Lewis writes about people who do despicable things like have affairs and leave their mates because doing so makes them happy - and happiness is a thing they regard as a sacred right. Actually, they only regard their own happiness as a sacred right. If someone slandered them, for example, they would howl in protest and not be placated if their enemy explained, “But it made me happy to tell all those lies about you!”

Lewis’ essay debunking the right to happiness is the last thing he ever wrote. He died a few days later.

Lewis was a happy man, by all accounts – jovial, courteous, laughed a lot, brightened every room he entered. All the Lewis biographies say that about him, and every written remembrance alludes to his broad generosity of spirit. But Lewis hardly ever seemed to plot a course of action merely on the basis of what would make him happy. In fact, he even got married as a favor to a friend! American author (and single mom) Joy Gresham asked him if he would marry her so that she would not be deported from England when her visa expired. Though perfectly content as a 58-year-old bachelor, Lewis agreed to the marriage-in-name-only (no rings, private civil ceremony, they lived apart) just so that she could stay in England with her boys.

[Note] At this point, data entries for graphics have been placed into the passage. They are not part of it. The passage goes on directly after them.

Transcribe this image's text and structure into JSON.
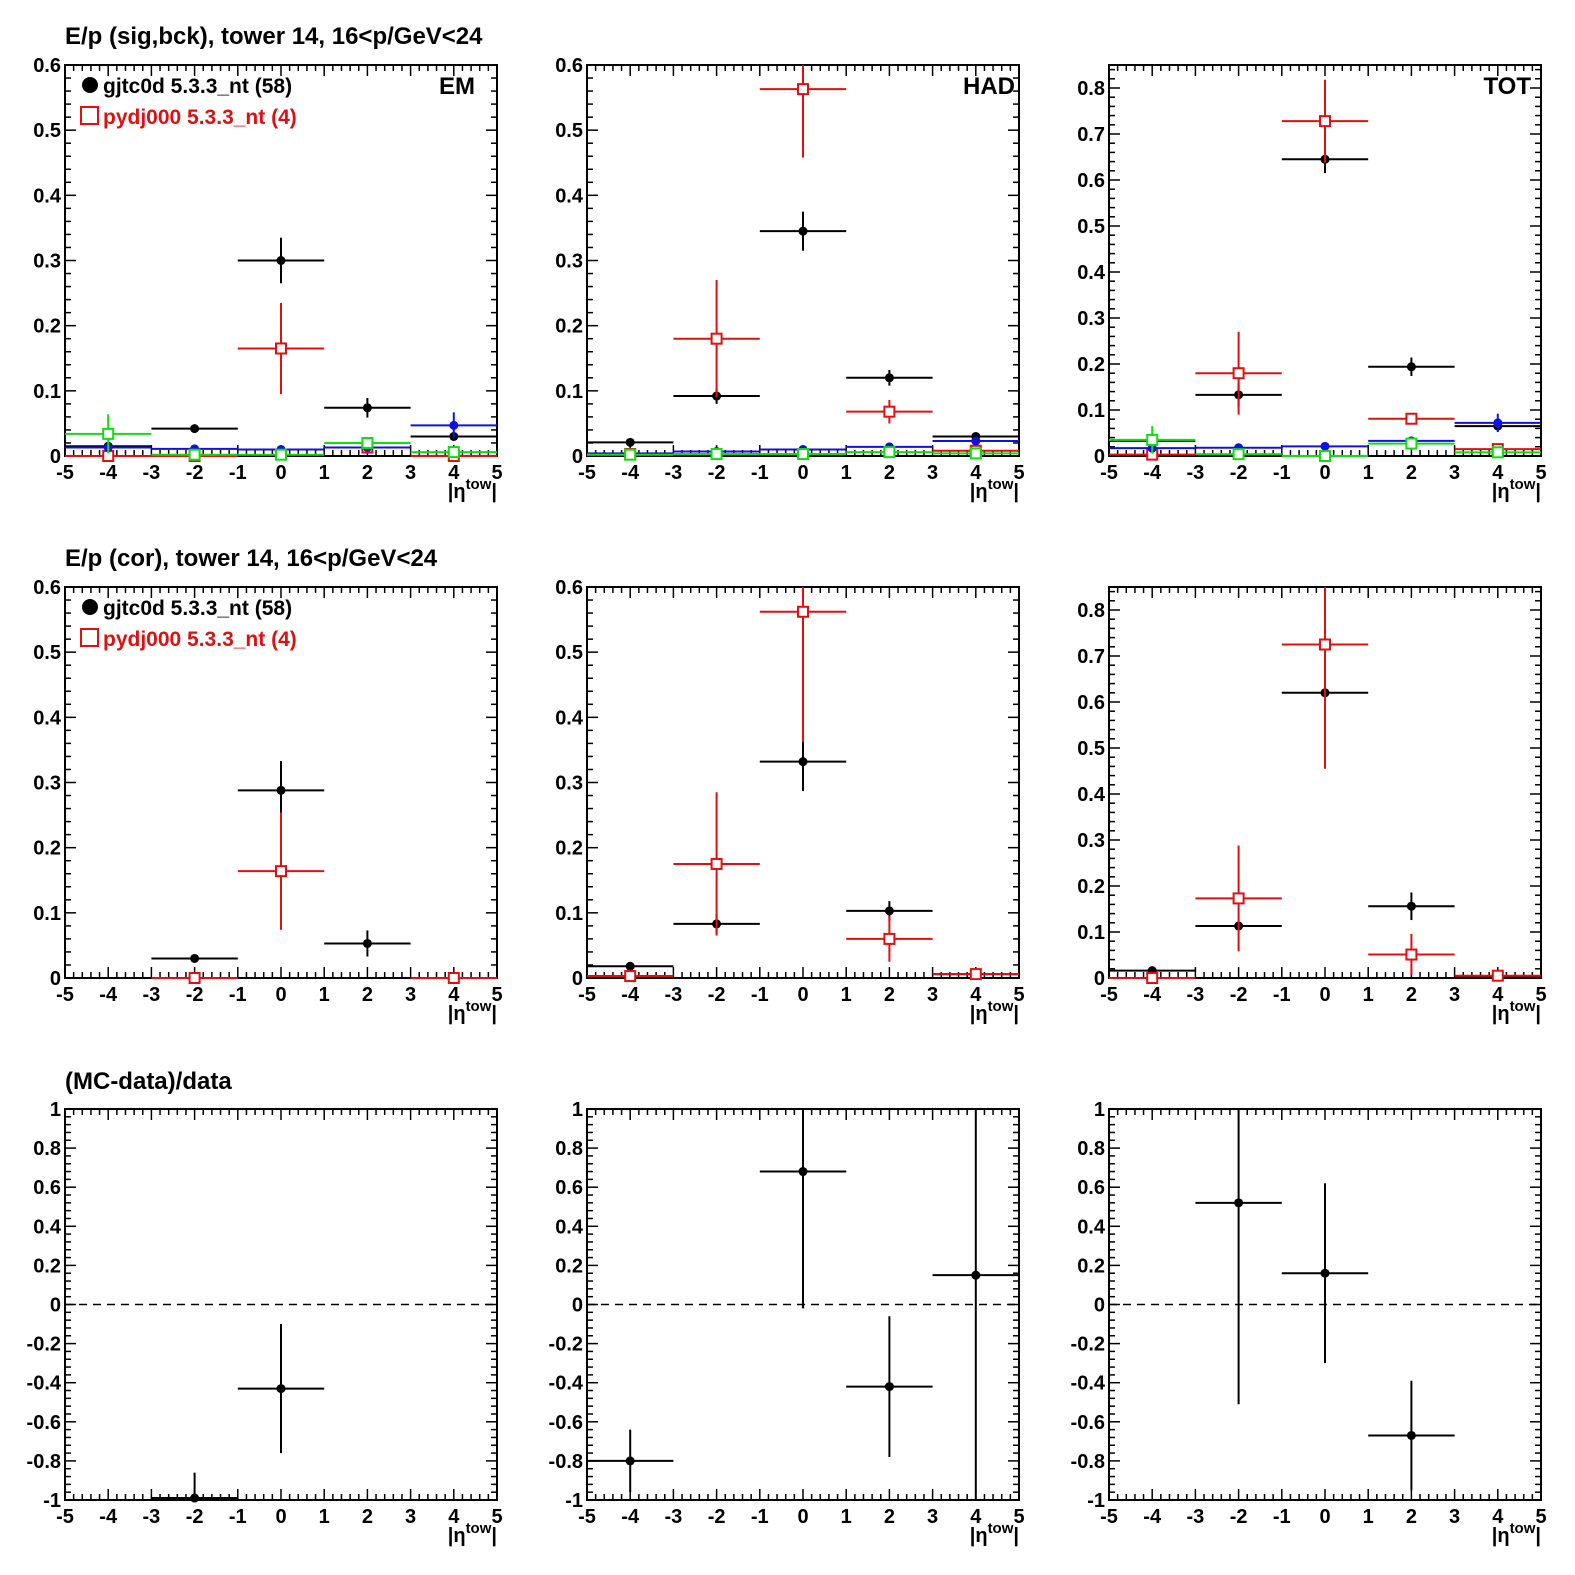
{
  "rows": [
    {
      "title": "E/p (sig,bck), tower 14, 16<p/GeV<24"
    },
    {
      "title": "E/p (cor), tower 14, 16<p/GeV<24"
    },
    {
      "title": "(MC-data)/data"
    }
  ],
  "legend": {
    "data_label": "gjtc0d 5.3.3_nt (58)",
    "mc_label": "pydj000 5.3.3_nt (4)"
  },
  "panel_labels": [
    "EM",
    "HAD",
    "TOT"
  ],
  "x_axis": {
    "label_main": "|η",
    "label_sup": "tow",
    "label_end": "|"
  },
  "colors": {
    "data": "#000000",
    "mc": "#e01010",
    "bck_data": "#1010e0",
    "bck_mc": "#10dd10"
  },
  "chart_data": [
    {
      "type": "scatter",
      "row": 0,
      "col": 0,
      "label": "EM",
      "xlim": [
        -5,
        5
      ],
      "ylim": [
        0,
        0.6
      ],
      "yticks": [
        0,
        0.1,
        0.2,
        0.3,
        0.4,
        0.5,
        0.6
      ],
      "series": [
        {
          "name": "gjtc0d 5.3.3_nt (58)",
          "color": "#000000",
          "marker": "dot",
          "points": [
            [
              -4,
              0.015,
              0
            ],
            [
              -2,
              0.042,
              0
            ],
            [
              0,
              0.3,
              0.035
            ],
            [
              2,
              0.074,
              0.015
            ],
            [
              4,
              0.03,
              0
            ]
          ]
        },
        {
          "name": "pydj000 5.3.3_nt (4)",
          "color": "#e01010",
          "marker": "square",
          "points": [
            [
              -4,
              0.0,
              0
            ],
            [
              -2,
              0.0,
              0
            ],
            [
              0,
              0.165,
              0.07
            ],
            [
              2,
              0.013,
              0
            ],
            [
              4,
              0.0,
              0
            ]
          ]
        },
        {
          "color": "#1010e0",
          "marker": "dot",
          "points": [
            [
              -4,
              0.013,
              0
            ],
            [
              -2,
              0.011,
              0
            ],
            [
              0,
              0.01,
              0
            ],
            [
              2,
              0.013,
              0
            ],
            [
              4,
              0.047,
              0.02
            ]
          ]
        },
        {
          "color": "#10dd10",
          "marker": "square",
          "points": [
            [
              -4,
              0.034,
              0.03
            ],
            [
              -2,
              0.002,
              0
            ],
            [
              0,
              0.002,
              0
            ],
            [
              2,
              0.02,
              0
            ],
            [
              4,
              0.006,
              0
            ]
          ]
        }
      ]
    },
    {
      "type": "scatter",
      "row": 0,
      "col": 1,
      "label": "HAD",
      "xlim": [
        -5,
        5
      ],
      "ylim": [
        0,
        0.6
      ],
      "yticks": [
        0,
        0.1,
        0.2,
        0.3,
        0.4,
        0.5,
        0.6
      ],
      "series": [
        {
          "name": "gjtc0d 5.3.3_nt (58)",
          "color": "#000000",
          "marker": "dot",
          "points": [
            [
              -4,
              0.021,
              0
            ],
            [
              -2,
              0.092,
              0.012
            ],
            [
              0,
              0.345,
              0.03
            ],
            [
              2,
              0.12,
              0.012
            ],
            [
              4,
              0.03,
              0
            ]
          ]
        },
        {
          "name": "pydj000 5.3.3_nt (4)",
          "color": "#e01010",
          "marker": "square",
          "points": [
            [
              -4,
              0.003,
              0
            ],
            [
              -2,
              0.18,
              0.09
            ],
            [
              0,
              0.563,
              0.105
            ],
            [
              2,
              0.068,
              0.018
            ],
            [
              4,
              0.008,
              0
            ]
          ]
        },
        {
          "color": "#1010e0",
          "marker": "dot",
          "points": [
            [
              -4,
              0.004,
              0
            ],
            [
              -2,
              0.007,
              0
            ],
            [
              0,
              0.01,
              0
            ],
            [
              2,
              0.014,
              0
            ],
            [
              4,
              0.023,
              0
            ]
          ]
        },
        {
          "color": "#10dd10",
          "marker": "square",
          "points": [
            [
              -4,
              0.002,
              0
            ],
            [
              -2,
              0.003,
              0
            ],
            [
              0,
              0.003,
              0
            ],
            [
              2,
              0.006,
              0
            ],
            [
              4,
              0.004,
              0
            ]
          ]
        }
      ]
    },
    {
      "type": "scatter",
      "row": 0,
      "col": 2,
      "label": "TOT",
      "xlim": [
        -5,
        5
      ],
      "ylim": [
        0,
        0.85
      ],
      "yticks": [
        0,
        0.1,
        0.2,
        0.3,
        0.4,
        0.5,
        0.6,
        0.7,
        0.8
      ],
      "series": [
        {
          "name": "gjtc0d 5.3.3_nt (58)",
          "color": "#000000",
          "marker": "dot",
          "points": [
            [
              -4,
              0.033,
              0
            ],
            [
              -2,
              0.133,
              0.025
            ],
            [
              0,
              0.645,
              0.03
            ],
            [
              2,
              0.194,
              0.02
            ],
            [
              4,
              0.065,
              0
            ]
          ]
        },
        {
          "name": "pydj000 5.3.3_nt (4)",
          "color": "#e01010",
          "marker": "square",
          "points": [
            [
              -4,
              0.003,
              0
            ],
            [
              -2,
              0.18,
              0.09
            ],
            [
              0,
              0.728,
              0.09
            ],
            [
              2,
              0.081,
              0
            ],
            [
              4,
              0.015,
              0
            ]
          ]
        },
        {
          "color": "#1010e0",
          "marker": "dot",
          "points": [
            [
              -4,
              0.017,
              0
            ],
            [
              -2,
              0.018,
              0
            ],
            [
              0,
              0.021,
              0
            ],
            [
              2,
              0.033,
              0
            ],
            [
              4,
              0.072,
              0.02
            ]
          ]
        },
        {
          "color": "#10dd10",
          "marker": "square",
          "points": [
            [
              -4,
              0.035,
              0.03
            ],
            [
              -2,
              0.004,
              0
            ],
            [
              0,
              0.0,
              0
            ],
            [
              2,
              0.027,
              0
            ],
            [
              4,
              0.008,
              0
            ]
          ]
        }
      ]
    },
    {
      "type": "scatter",
      "row": 1,
      "col": 0,
      "xlim": [
        -5,
        5
      ],
      "ylim": [
        0,
        0.6
      ],
      "yticks": [
        0,
        0.1,
        0.2,
        0.3,
        0.4,
        0.5,
        0.6
      ],
      "series": [
        {
          "name": "gjtc0d 5.3.3_nt (58)",
          "color": "#000000",
          "marker": "dot",
          "points": [
            [
              -2,
              0.03,
              0
            ],
            [
              0,
              0.288,
              0.045
            ],
            [
              2,
              0.053,
              0.02
            ]
          ]
        },
        {
          "name": "pydj000 5.3.3_nt (4)",
          "color": "#e01010",
          "marker": "square",
          "points": [
            [
              -2,
              0.0,
              0
            ],
            [
              0,
              0.164,
              0.09
            ],
            [
              4,
              0.0,
              0
            ]
          ]
        }
      ]
    },
    {
      "type": "scatter",
      "row": 1,
      "col": 1,
      "xlim": [
        -5,
        5
      ],
      "ylim": [
        0,
        0.6
      ],
      "yticks": [
        0,
        0.1,
        0.2,
        0.3,
        0.4,
        0.5,
        0.6
      ],
      "series": [
        {
          "name": "gjtc0d 5.3.3_nt (58)",
          "color": "#000000",
          "marker": "dot",
          "points": [
            [
              -4,
              0.018,
              0
            ],
            [
              -2,
              0.083,
              0.015
            ],
            [
              0,
              0.332,
              0.045
            ],
            [
              2,
              0.103,
              0.015
            ],
            [
              4,
              0.006,
              0
            ]
          ]
        },
        {
          "name": "pydj000 5.3.3_nt (4)",
          "color": "#e01010",
          "marker": "square",
          "points": [
            [
              -4,
              0.003,
              0
            ],
            [
              -2,
              0.175,
              0.11
            ],
            [
              0,
              0.562,
              0.2
            ],
            [
              2,
              0.06,
              0.035
            ],
            [
              4,
              0.006,
              0
            ]
          ]
        }
      ]
    },
    {
      "type": "scatter",
      "row": 1,
      "col": 2,
      "xlim": [
        -5,
        5
      ],
      "ylim": [
        0,
        0.85
      ],
      "yticks": [
        0,
        0.1,
        0.2,
        0.3,
        0.4,
        0.5,
        0.6,
        0.7,
        0.8
      ],
      "series": [
        {
          "name": "gjtc0d 5.3.3_nt (58)",
          "color": "#000000",
          "marker": "dot",
          "points": [
            [
              -4,
              0.016,
              0
            ],
            [
              -2,
              0.113,
              0
            ],
            [
              0,
              0.62,
              0.04
            ],
            [
              2,
              0.156,
              0.03
            ],
            [
              4,
              0.004,
              0
            ]
          ]
        },
        {
          "name": "pydj000 5.3.3_nt (4)",
          "color": "#e01010",
          "marker": "square",
          "points": [
            [
              -4,
              0.0,
              0
            ],
            [
              -2,
              0.173,
              0.115
            ],
            [
              0,
              0.725,
              0.27
            ],
            [
              2,
              0.051,
              0.045
            ],
            [
              4,
              0.005,
              0
            ]
          ]
        }
      ]
    },
    {
      "type": "scatter",
      "row": 2,
      "col": 0,
      "xlim": [
        -5,
        5
      ],
      "ylim": [
        -1,
        1
      ],
      "yticks": [
        -1,
        -0.8,
        -0.6,
        -0.4,
        -0.2,
        0,
        0.2,
        0.4,
        0.6,
        0.8,
        1
      ],
      "dashed_zero": true,
      "series": [
        {
          "color": "#000000",
          "marker": "dot",
          "points": [
            [
              -2,
              -0.99,
              0.13
            ],
            [
              0,
              -0.43,
              0.33
            ]
          ]
        }
      ]
    },
    {
      "type": "scatter",
      "row": 2,
      "col": 1,
      "xlim": [
        -5,
        5
      ],
      "ylim": [
        -1,
        1
      ],
      "yticks": [
        -1,
        -0.8,
        -0.6,
        -0.4,
        -0.2,
        0,
        0.2,
        0.4,
        0.6,
        0.8,
        1
      ],
      "dashed_zero": true,
      "series": [
        {
          "color": "#000000",
          "marker": "dot",
          "points": [
            [
              -4,
              -0.8,
              0.16
            ],
            [
              0,
              0.68,
              0.7
            ],
            [
              2,
              -0.42,
              0.36
            ],
            [
              4,
              0.15,
              1.15
            ]
          ]
        }
      ]
    },
    {
      "type": "scatter",
      "row": 2,
      "col": 2,
      "xlim": [
        -5,
        5
      ],
      "ylim": [
        -1,
        1
      ],
      "yticks": [
        -1,
        -0.8,
        -0.6,
        -0.4,
        -0.2,
        0,
        0.2,
        0.4,
        0.6,
        0.8,
        1
      ],
      "dashed_zero": true,
      "series": [
        {
          "color": "#000000",
          "marker": "dot",
          "points": [
            [
              -2,
              0.52,
              1.03
            ],
            [
              0,
              0.16,
              0.46
            ],
            [
              2,
              -0.67,
              0.28
            ]
          ]
        }
      ]
    }
  ]
}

Then Joy got cancer, and Lewis took her into his home. He cared for her until she died two years later. He fell deeply in love with her, and cherished her as much as one person can cherish another. Read A Grief Observed, written right after her death, and unless your heart is made of stone you’ll want to cry for him, the loss hurt so bad.

The last thing Joy said to Lewis before she passed away was “You have made me happy.”

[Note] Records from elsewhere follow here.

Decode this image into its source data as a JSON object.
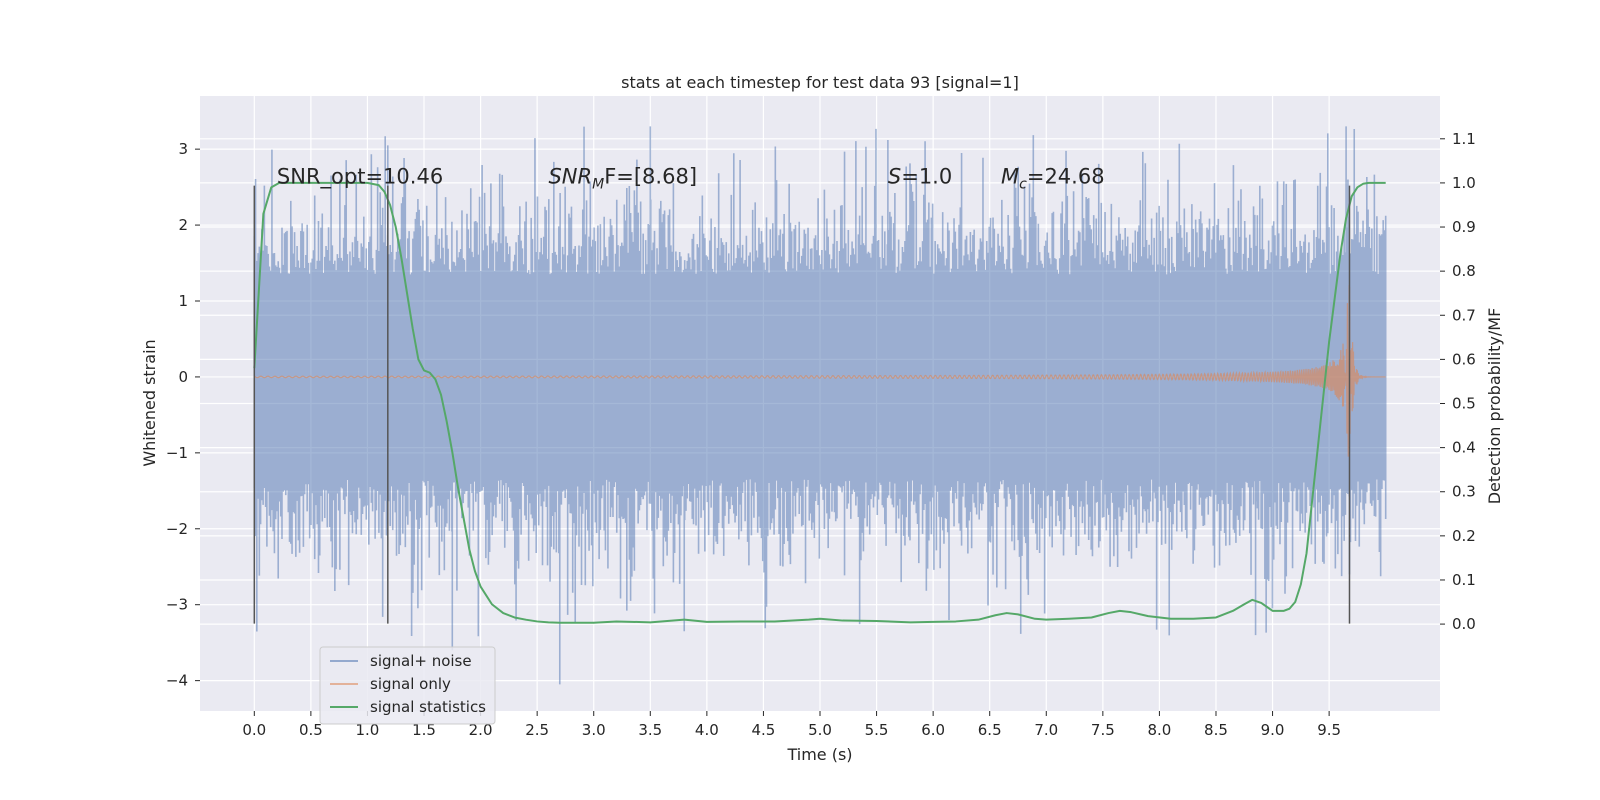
{
  "chart_data": {
    "type": "line",
    "title": "stats at each timestep for test data 93 [signal=1]",
    "xlabel": "Time (s)",
    "ylabel_left": "Whitened strain",
    "ylabel_right": "Detection probability/MF",
    "xlim": [
      -0.48,
      10.48
    ],
    "ylim_left": [
      -4.4,
      3.7
    ],
    "ylim_right": [
      -0.197,
      1.197
    ],
    "x_ticks": [
      "0.0",
      "0.5",
      "1.0",
      "1.5",
      "2.0",
      "2.5",
      "3.0",
      "3.5",
      "4.0",
      "4.5",
      "5.0",
      "5.5",
      "6.0",
      "6.5",
      "7.0",
      "7.5",
      "8.0",
      "8.5",
      "9.0",
      "9.5"
    ],
    "x_tick_values": [
      0.0,
      0.5,
      1.0,
      1.5,
      2.0,
      2.5,
      3.0,
      3.5,
      4.0,
      4.5,
      5.0,
      5.5,
      6.0,
      6.5,
      7.0,
      7.5,
      8.0,
      8.5,
      9.0,
      9.5
    ],
    "y_left_ticks": [
      "3",
      "2",
      "1",
      "0",
      "−1",
      "−2",
      "−3",
      "−4"
    ],
    "y_left_tick_values": [
      3,
      2,
      1,
      0,
      -1,
      -2,
      -3,
      -4
    ],
    "y_right_ticks": [
      "1.1",
      "1.0",
      "0.9",
      "0.8",
      "0.7",
      "0.6",
      "0.5",
      "0.4",
      "0.3",
      "0.2",
      "0.1",
      "0.0"
    ],
    "y_right_tick_values": [
      1.1,
      1.0,
      0.9,
      0.8,
      0.7,
      0.6,
      0.5,
      0.4,
      0.3,
      0.2,
      0.1,
      0.0
    ],
    "grid": true,
    "legend_position": "lower-left",
    "annotations": [
      {
        "id": "snr-opt",
        "text": "SNR_opt=10.46",
        "x": 0.2,
        "y": 2.55
      },
      {
        "id": "snr-mf",
        "main": "SNR",
        "sub": "M",
        "rest": "F=[8.68]",
        "x": 2.6,
        "y": 2.55
      },
      {
        "id": "s-val",
        "main": "S",
        "rest": "=1.0",
        "x": 5.6,
        "y": 2.55
      },
      {
        "id": "mc-val",
        "main": "M",
        "sub": "c",
        "rest": "=24.68",
        "x": 6.6,
        "y": 2.55
      }
    ],
    "vertical_lines": [
      {
        "x": 0.0,
        "ymin": -3.25,
        "ymax": 2.52
      },
      {
        "x": 1.18,
        "ymin": -3.25,
        "ymax": 2.52
      },
      {
        "x": 9.68,
        "ymin": -3.25,
        "ymax": 2.52
      }
    ],
    "series": [
      {
        "name": "signal+ noise",
        "color": "#4c72b0",
        "style": "noise-band",
        "x_range": [
          0.0,
          10.0
        ],
        "core_amplitude": 1.35,
        "typical_extreme": 2.2,
        "max": 3.3,
        "min": -4.05
      },
      {
        "name": "signal only",
        "color": "#dd8452",
        "style": "chirp",
        "x_range": [
          0.0,
          10.0
        ],
        "merger_time": 9.68,
        "peak_amplitude": 1.45
      },
      {
        "name": "signal statistics",
        "color": "#55a868",
        "style": "line",
        "axis": "right",
        "x": [
          0.0,
          0.08,
          0.15,
          0.22,
          0.3,
          0.5,
          0.7,
          0.9,
          1.0,
          1.1,
          1.15,
          1.2,
          1.25,
          1.3,
          1.35,
          1.4,
          1.45,
          1.5,
          1.55,
          1.6,
          1.65,
          1.7,
          1.75,
          1.8,
          1.85,
          1.9,
          1.95,
          2.0,
          2.05,
          2.1,
          2.2,
          2.3,
          2.4,
          2.5,
          2.6,
          2.7,
          2.8,
          3.0,
          3.2,
          3.5,
          3.8,
          4.0,
          4.3,
          4.6,
          4.9,
          5.0,
          5.2,
          5.5,
          5.8,
          6.0,
          6.2,
          6.4,
          6.55,
          6.65,
          6.75,
          6.9,
          7.0,
          7.2,
          7.4,
          7.55,
          7.65,
          7.75,
          7.9,
          8.1,
          8.3,
          8.5,
          8.65,
          8.75,
          8.82,
          8.9,
          9.0,
          9.1,
          9.15,
          9.2,
          9.25,
          9.3,
          9.35,
          9.4,
          9.45,
          9.5,
          9.55,
          9.6,
          9.65,
          9.7,
          9.75,
          9.8,
          9.85,
          9.9,
          9.95,
          10.0
        ],
        "y": [
          0.58,
          0.93,
          0.99,
          1.0,
          1.0,
          1.0,
          1.0,
          1.0,
          1.0,
          0.995,
          0.98,
          0.95,
          0.9,
          0.83,
          0.75,
          0.67,
          0.6,
          0.575,
          0.57,
          0.555,
          0.52,
          0.46,
          0.39,
          0.31,
          0.24,
          0.17,
          0.12,
          0.085,
          0.065,
          0.045,
          0.025,
          0.015,
          0.01,
          0.006,
          0.004,
          0.003,
          0.003,
          0.003,
          0.006,
          0.004,
          0.01,
          0.005,
          0.006,
          0.006,
          0.01,
          0.012,
          0.008,
          0.007,
          0.004,
          0.005,
          0.006,
          0.01,
          0.02,
          0.025,
          0.022,
          0.012,
          0.01,
          0.012,
          0.015,
          0.025,
          0.03,
          0.027,
          0.018,
          0.012,
          0.012,
          0.015,
          0.03,
          0.045,
          0.055,
          0.048,
          0.03,
          0.03,
          0.035,
          0.05,
          0.09,
          0.16,
          0.28,
          0.4,
          0.52,
          0.64,
          0.74,
          0.84,
          0.92,
          0.97,
          0.99,
          0.998,
          1.0,
          1.0,
          1.0,
          1.0
        ]
      }
    ]
  }
}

That’s what I’d like to ask the angel about in the hypothetical situation I propose above. Regardless of whether marriage advances my happiness, what about my spouse? Will she have greater joy for having married me? If so, then by all means let’s do this! If I am to marry, please let it be to someone who can say to me on her deathbed (or when I’m on mine), “You have made me happy.”

Romans 14:7 says that none of us lives to himself alone. That is as it should be. Do good, and let the prospect of other peoples’ happiness determine the course of your actions and decisions. You might get a good share of your own happiness on the rebound. And if not, well, don’t worry about it. If you trust in Jesus Christ you’ll have a whole eternity to bathe in joys and ecstasies that will drown every sorrow you have ever known.